The Bock's Car developed a fuel problem early on in its flight, then failed to find a break in the clouds above Kokura, the original target city. Nagasaki was also shrouded in cloud and smoke, but with his fuel gauge running ever lower Sweeney found the clearing he was looking for, dropped his load, nicknamed "Fat Man" because of its bulging form, and swerved away just in time.
"Suddenly the entire horizon burst into a super-brilliant white with an intense flash - more intense than Hiroshima. The light was blinding," he wrote:
I could see a brownish horizontal cloud enveloping the city below. From the center of the brownish bile sprung a vertical column, boiling and bubbling up in those rainbow hues - purples, oranges, reds - colors whose brilliance I had seen only once before and would never see again.
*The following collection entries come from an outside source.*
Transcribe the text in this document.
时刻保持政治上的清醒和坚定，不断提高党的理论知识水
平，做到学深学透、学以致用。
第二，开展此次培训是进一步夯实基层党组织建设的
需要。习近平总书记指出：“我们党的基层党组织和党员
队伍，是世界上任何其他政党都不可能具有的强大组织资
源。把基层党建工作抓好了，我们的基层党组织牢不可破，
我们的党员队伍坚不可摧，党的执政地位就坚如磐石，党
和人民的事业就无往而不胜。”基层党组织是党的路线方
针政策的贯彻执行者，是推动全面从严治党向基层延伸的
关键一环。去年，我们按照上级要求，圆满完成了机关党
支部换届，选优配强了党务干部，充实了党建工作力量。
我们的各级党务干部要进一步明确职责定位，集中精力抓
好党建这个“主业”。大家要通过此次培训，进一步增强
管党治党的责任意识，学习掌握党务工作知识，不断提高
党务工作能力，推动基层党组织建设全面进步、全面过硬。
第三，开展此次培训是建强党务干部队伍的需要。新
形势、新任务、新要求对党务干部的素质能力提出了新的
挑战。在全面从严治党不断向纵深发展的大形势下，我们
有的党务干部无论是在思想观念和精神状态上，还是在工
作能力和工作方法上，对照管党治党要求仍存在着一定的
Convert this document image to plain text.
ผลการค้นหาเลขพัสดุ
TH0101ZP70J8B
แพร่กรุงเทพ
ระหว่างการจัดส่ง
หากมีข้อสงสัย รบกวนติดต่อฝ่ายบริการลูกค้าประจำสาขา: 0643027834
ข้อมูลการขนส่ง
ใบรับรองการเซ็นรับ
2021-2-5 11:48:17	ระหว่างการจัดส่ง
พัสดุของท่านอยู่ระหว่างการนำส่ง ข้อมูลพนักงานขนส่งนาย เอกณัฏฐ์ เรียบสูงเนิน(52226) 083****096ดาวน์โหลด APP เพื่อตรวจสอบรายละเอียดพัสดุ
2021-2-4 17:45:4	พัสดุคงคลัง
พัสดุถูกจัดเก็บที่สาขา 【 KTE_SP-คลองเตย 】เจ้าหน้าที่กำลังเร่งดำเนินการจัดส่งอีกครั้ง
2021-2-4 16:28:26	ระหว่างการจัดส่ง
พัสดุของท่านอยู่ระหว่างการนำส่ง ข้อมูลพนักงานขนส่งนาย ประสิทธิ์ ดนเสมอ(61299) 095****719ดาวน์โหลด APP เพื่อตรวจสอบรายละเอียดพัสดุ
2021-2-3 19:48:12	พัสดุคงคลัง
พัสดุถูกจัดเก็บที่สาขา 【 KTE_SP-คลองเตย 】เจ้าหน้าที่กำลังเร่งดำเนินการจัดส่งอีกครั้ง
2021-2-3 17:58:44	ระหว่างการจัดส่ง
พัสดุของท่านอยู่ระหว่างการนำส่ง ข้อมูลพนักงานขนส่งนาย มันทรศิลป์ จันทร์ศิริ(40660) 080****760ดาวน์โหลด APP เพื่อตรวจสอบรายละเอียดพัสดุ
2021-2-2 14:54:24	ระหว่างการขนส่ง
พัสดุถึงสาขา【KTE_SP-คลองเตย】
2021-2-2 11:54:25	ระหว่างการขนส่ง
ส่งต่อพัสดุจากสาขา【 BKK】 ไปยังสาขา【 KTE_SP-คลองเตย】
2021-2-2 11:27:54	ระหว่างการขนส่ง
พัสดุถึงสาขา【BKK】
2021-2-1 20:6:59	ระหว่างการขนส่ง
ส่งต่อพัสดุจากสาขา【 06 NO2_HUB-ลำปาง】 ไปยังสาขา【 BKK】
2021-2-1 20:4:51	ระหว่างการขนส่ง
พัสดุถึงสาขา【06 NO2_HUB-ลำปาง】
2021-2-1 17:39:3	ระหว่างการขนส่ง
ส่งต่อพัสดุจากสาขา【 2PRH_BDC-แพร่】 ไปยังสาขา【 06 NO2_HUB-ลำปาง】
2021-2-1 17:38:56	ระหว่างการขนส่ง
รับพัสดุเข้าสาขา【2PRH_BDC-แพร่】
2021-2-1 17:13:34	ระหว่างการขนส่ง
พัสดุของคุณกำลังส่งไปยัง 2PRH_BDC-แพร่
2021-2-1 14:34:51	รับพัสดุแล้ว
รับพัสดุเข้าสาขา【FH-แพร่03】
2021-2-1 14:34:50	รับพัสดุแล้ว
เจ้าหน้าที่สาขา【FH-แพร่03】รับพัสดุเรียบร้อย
One of his crew members described the force from the blast making the plane feel as though it was being "beaten with a telephone pole". On the ground, as many as 87,000 people were killed and roughly 30 per cent of the port city levelled.
Sweeney had hoped to fly back to base on Tinian Island, but the fuel problem forced him to make an emergency landing on Okinawa. As first one and then a second engine failed on the way down, he landed with just seconds to spare.
Sweeney received multiple decorations for his performance that day, and later became the youngest brigadier-general in US Air Force history.